Background: There is marked variability in the reported stroke rates among persons with heart failure (HF). We performed a meta-analysis to provide summary estimates of the stroke rate in HF and to explain heterogeneity in the existing literature. We will summarize the ischemic stroke rate at various time points during follow-up among adults with chronic heart failure.
Methods and results: A systematic review of the electronic literature in Medline and PubMed as well as hand searching of the reference lists of identified articles and of the meeting abstracts for the 1995-2004 American College of Cardiology and American Heart Association scientific sessions was performed to identify qualifying studies. Articles were included if they included a population with chronic HF and reported the number (or percent) of persons with HF who experienced an ischemic stroke during follow-up. Studies were excluded if the study population included > or = 50% of persons with acute (postmyocardial infarction) HF, or if > or = 50% of the study population required artificial support with a ventricular assist device or parenteral inotropic medications. Case reports, case series, and nonoriginal research articles were not included. Determination of study eligibility and data extraction were conducted by 2 independent reviewers using standardized forms. Results are reported as stroke rate per 1000 cases of HF, with 95% Poisson confidence intervals. Pooled estimates of the stroke rate were calculated with fixed and random effects models. Heterogeneity was explored according to a priori specified subgroup analyses. Overall, 26 studies met inclusion criteria. Eighteen of every 1000 persons suffered a stroke during the first year after the diagnosis of HF. The stroke rate increased to a maximum of 47.4 per 1000 at 5 years. Studies with fewer women, those conducted in 1990 or earlier, and cohort studies reported higher stroke rates than studies with more women, those conducted after 1990, and clinical trials.
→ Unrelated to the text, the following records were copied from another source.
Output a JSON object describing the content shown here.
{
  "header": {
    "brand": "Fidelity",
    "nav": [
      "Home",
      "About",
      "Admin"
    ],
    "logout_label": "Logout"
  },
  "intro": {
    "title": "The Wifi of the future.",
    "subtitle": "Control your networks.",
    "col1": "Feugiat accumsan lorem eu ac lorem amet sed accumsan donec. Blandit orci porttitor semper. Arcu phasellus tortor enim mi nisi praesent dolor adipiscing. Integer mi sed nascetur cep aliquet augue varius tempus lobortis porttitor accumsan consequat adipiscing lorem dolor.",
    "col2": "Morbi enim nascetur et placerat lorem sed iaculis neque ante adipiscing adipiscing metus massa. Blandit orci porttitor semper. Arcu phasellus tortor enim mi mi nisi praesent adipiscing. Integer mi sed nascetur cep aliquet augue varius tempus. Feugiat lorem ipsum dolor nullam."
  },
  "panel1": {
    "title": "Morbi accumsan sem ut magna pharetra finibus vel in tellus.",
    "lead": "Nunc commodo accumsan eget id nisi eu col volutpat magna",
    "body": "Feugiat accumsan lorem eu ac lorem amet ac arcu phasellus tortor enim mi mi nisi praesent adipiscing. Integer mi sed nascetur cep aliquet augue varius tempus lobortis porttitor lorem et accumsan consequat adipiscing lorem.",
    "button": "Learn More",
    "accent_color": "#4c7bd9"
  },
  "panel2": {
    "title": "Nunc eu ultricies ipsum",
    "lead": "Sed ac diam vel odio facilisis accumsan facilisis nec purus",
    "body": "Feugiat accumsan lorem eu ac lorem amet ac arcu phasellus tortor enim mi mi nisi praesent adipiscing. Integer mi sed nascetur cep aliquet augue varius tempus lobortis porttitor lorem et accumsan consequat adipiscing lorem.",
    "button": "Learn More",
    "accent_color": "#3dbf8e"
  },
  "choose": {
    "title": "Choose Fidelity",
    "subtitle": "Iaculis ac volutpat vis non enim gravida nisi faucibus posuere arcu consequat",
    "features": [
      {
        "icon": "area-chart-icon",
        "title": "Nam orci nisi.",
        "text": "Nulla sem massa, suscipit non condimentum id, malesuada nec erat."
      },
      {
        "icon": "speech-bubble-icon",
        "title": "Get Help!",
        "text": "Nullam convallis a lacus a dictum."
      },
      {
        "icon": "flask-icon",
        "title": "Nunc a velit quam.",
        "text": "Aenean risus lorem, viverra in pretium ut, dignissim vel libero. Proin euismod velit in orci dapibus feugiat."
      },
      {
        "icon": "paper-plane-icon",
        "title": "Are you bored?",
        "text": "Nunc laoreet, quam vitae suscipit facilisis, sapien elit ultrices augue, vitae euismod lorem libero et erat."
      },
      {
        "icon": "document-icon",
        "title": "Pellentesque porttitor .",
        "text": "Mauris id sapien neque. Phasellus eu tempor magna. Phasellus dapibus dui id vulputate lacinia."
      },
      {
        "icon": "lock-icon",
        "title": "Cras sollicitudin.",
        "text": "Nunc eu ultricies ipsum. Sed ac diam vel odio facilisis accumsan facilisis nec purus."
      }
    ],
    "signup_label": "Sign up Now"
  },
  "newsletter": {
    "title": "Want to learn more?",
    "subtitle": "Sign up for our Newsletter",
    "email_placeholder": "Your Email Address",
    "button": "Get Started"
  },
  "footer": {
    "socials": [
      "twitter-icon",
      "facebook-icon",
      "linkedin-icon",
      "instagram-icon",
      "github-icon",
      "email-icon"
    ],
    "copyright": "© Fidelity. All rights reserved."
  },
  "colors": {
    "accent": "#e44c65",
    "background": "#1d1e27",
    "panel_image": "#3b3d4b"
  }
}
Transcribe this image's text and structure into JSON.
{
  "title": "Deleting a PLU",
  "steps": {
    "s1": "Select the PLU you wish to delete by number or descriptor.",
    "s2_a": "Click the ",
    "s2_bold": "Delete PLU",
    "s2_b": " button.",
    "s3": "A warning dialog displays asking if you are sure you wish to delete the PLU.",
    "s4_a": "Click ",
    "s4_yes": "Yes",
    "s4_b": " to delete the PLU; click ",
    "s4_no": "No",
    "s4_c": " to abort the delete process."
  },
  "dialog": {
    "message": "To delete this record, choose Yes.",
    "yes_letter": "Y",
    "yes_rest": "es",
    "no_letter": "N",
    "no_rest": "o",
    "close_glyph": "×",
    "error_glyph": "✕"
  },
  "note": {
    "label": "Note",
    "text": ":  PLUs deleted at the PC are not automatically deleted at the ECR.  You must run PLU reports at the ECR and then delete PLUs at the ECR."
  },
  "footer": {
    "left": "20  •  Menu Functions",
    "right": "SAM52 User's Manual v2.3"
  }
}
Conclusions: Stroke is an important complication among persons with HF. Variability among reported stroke rates can be explained in part by differences in study design, patient population, and HF standards of care at the time of the study. Despite the heterogeneity in reported stroke rates, this meta-analysis shows that stroke prevention in HF represents an opportunity to prevent morbidity and save many lives in this highly fatal disease.